Man nehme eine Predigt über die Redewendung „eine Schraube locker haben“ und kölsche Lieder mit Lokalkolorit, gebe Blau-Weiß als die Farben der „Narrenzunft“ Uersfeld (Escheld) hinzu. Und feiere den ersten Karnevalsgottesdienst in der Vereinsgeschichte.
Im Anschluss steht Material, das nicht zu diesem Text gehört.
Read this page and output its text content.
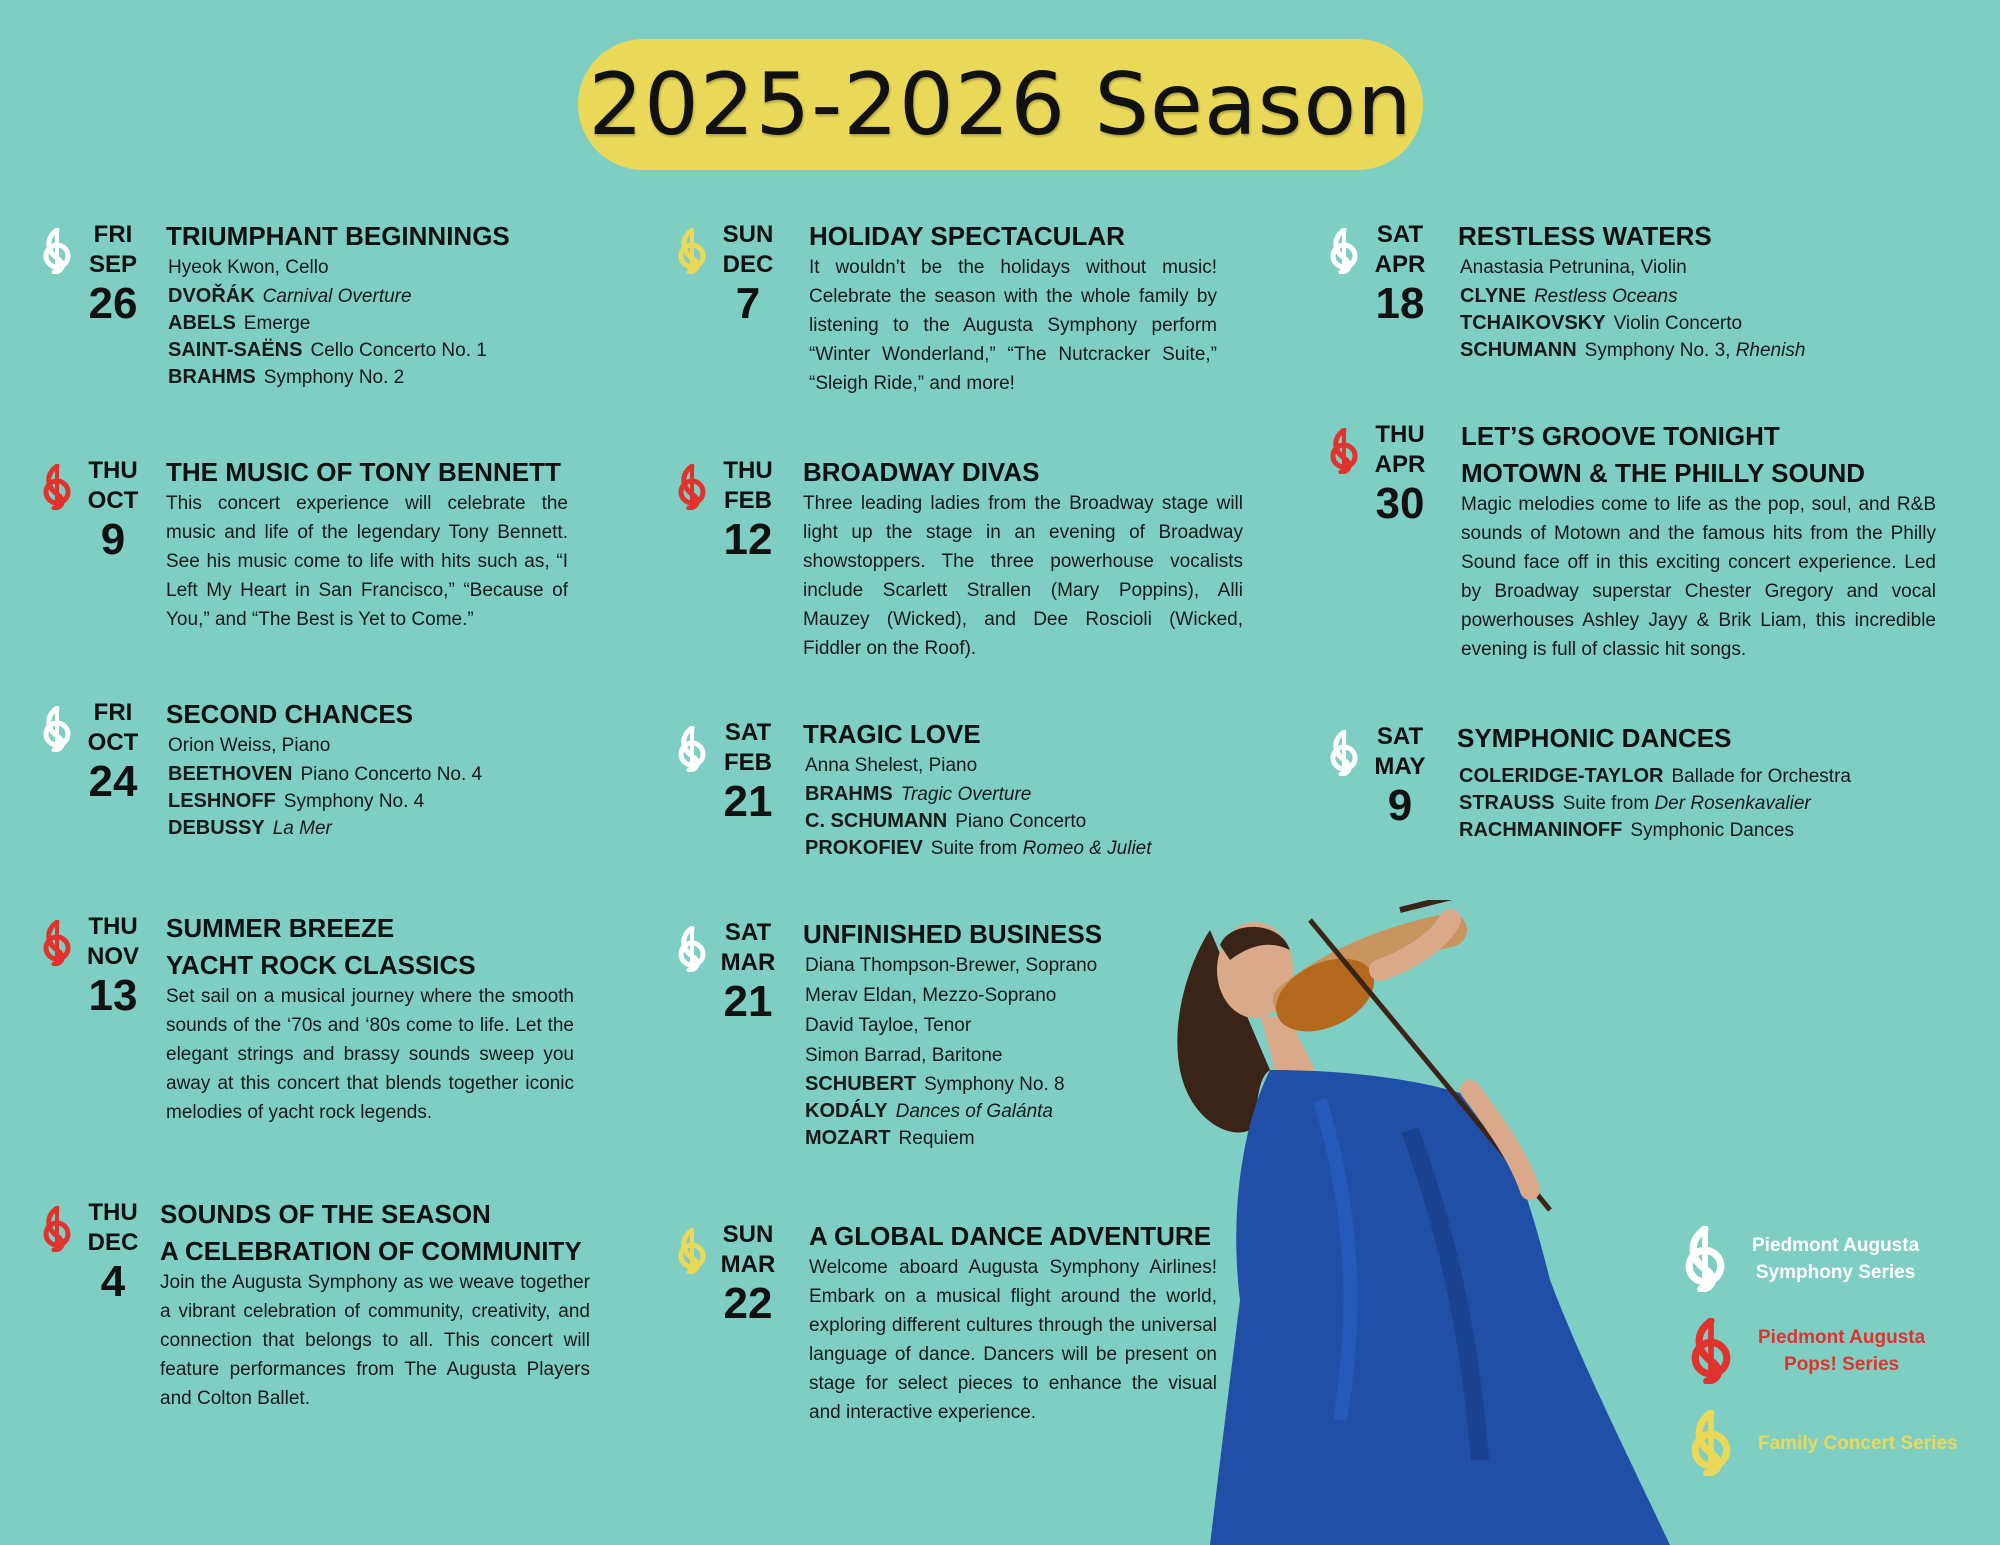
2025-2026 Season
FRI
SEP
26
TRIUMPHANT BEGINNINGS
Hyeok Kwon, Cello
DVOŘÁK Carnival Overture
ABELS Emerge
SAINT-SAËNS Cello Concerto No. 1
BRAHMS Symphony No. 2
THU
OCT
9
THE MUSIC OF TONY BENNETT
This concert experience will celebrate the music and life of the legendary Tony Bennett. See his music come to life with hits such as, “I Left My Heart in San Francisco,” “Because of You,” and “The Best is Yet to Come.”
FRI
OCT
24
SECOND CHANCES
Orion Weiss, Piano
BEETHOVEN Piano Concerto No. 4
LESHNOFF Symphony No. 4
DEBUSSY La Mer
THU
NOV
13
SUMMER BREEZE
YACHT ROCK CLASSICS
Set sail on a musical journey where the smooth sounds of the ‘70s and ‘80s come to life. Let the elegant strings and brassy sounds sweep you away at this concert that blends together iconic melodies of yacht rock legends.
THU
DEC
4
SOUNDS OF THE SEASON
A CELEBRATION OF COMMUNITY
Join the Augusta Symphony as we weave together a vibrant celebration of community, creativity, and connection that belongs to all. This concert will feature performances from The Augusta Players and Colton Ballet.
SUN
DEC
7
HOLIDAY SPECTACULAR
It wouldn’t be the holidays without music! Celebrate the season with the whole family by listening to the Augusta Symphony perform “Winter Wonderland,” “The Nutcracker Suite,” “Sleigh Ride,” and more!
THU
FEB
12
BROADWAY DIVAS
Three leading ladies from the Broadway stage will light up the stage in an evening of Broadway showstoppers. The three powerhouse vocalists include Scarlett Strallen (Mary Poppins), Alli Mauzey (Wicked), and Dee Roscioli (Wicked, Fiddler on the Roof).
SAT
FEB
21
TRAGIC LOVE
Anna Shelest, Piano
BRAHMS Tragic Overture
C. SCHUMANN Piano Concerto
PROKOFIEV Suite from Romeo & Juliet
SAT
MAR
21
UNFINISHED BUSINESS
Diana Thompson-Brewer, Soprano
Merav Eldan, Mezzo-Soprano
David Tayloe, Tenor
Simon Barrad, Baritone
SCHUBERT Symphony No. 8
KODÁLY Dances of Galánta
MOZART Requiem
SUN
MAR
22
A GLOBAL DANCE ADVENTURE
Welcome aboard Augusta Symphony Airlines! Embark on a musical flight around the world, exploring different cultures through the universal language of dance. Dancers will be present on stage for select pieces to enhance the visual and interactive experience.
SAT
APR
18
RESTLESS WATERS
Anastasia Petrunina, Violin
CLYNE Restless Oceans
TCHAIKOVSKY Violin Concerto
SCHUMANN Symphony No. 3, Rhenish
THU
APR
30
LET’S GROOVE TONIGHT
MOTOWN & THE PHILLY SOUND
Magic melodies come to life as the pop, soul, and R&B sounds of Motown and the famous hits from the Philly Sound face off in this exciting concert experience. Led by Broadway superstar Chester Gregory and vocal powerhouses Ashley Jayy & Brik Liam, this incredible evening is full of classic hit songs.
SAT
MAY
9
SYMPHONIC DANCES
COLERIDGE-TAYLOR Ballade for Orchestra
STRAUSS Suite from Der Rosenkavalier
RACHMANINOFF Symphonic Dances
Piedmont Augusta
Symphony Series
Piedmont Augusta
Pops! Series
Family Concert Series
 Humor habe auch mit gesunder Selbsterkenntnis zu tun, meint Pfarrer Ulrich Apelt in seiner Predigt in dem Gottesdienst mit Funkengarden und Elferrat in Blau-Weiß und den zumeist bunt kostümierten Pfarrangehörigen in den voll besetzten Bankreihen. Der Geistliche sagt mit Blick auf die „etwas verrückt oder nicht ganz bei Verstand sein“ bedeutende Redewendung: „Wir haben doch alle mindestens eine Schraube locker“. Doch nur, wem die eigene „lockere Schraube“ bewusst sei, dürfe über die der Mitmenschen lachen, mahnt er.

Und wie man die lockere Schraube wieder fest bekomme? „Das ist ganz einfach nach den Worten Jesu: Liebe deinen Nächsten wie dich selbst“, erklärt Pfarrer Apelt. Am Ende werden ihm von Thomas Göbel (Vereinsvorsitzender) und Franz-Josef Jax (Sitzungspräsident) der blau-weiße Schal der Narrenzunft und der Orden der Session 2020 verliehen.

  Eine weitere Säule des Karnevalsgottesdienstes ist die Musik – von Sebastian Klasen (Müllenbach) an der Orgel und Helmut Wagner (Herresbach) mit  Trompetenklängen sowie vom Gesangsduo Franz-Josef Jax (Kötterichen) und Hans Schlüter (Höchstberg) mit kölschen Liedern. Ursprünglich stammen diese Lieder von den „Bläck Fööss“ und den „Räubern“. Nun passen sie auf Escheld (Uersfeld), Rettat (Retterath), Jondert (Gunderath) und die anderen Dörfer im „Kelpa“ (Kelberger) Land und sind dem „Nostalgikum“ und dem „Makles Boom“ als besonderen Orten der Heimat gewidmet. Und natürlich dem Karnevalsverein „Narrenzunft Blau-Weiß 1978“. Denn „Blau on weiß, dat is su schön“ und „Mir sin su stolz ob Escheld“, lauten Liederzeilen.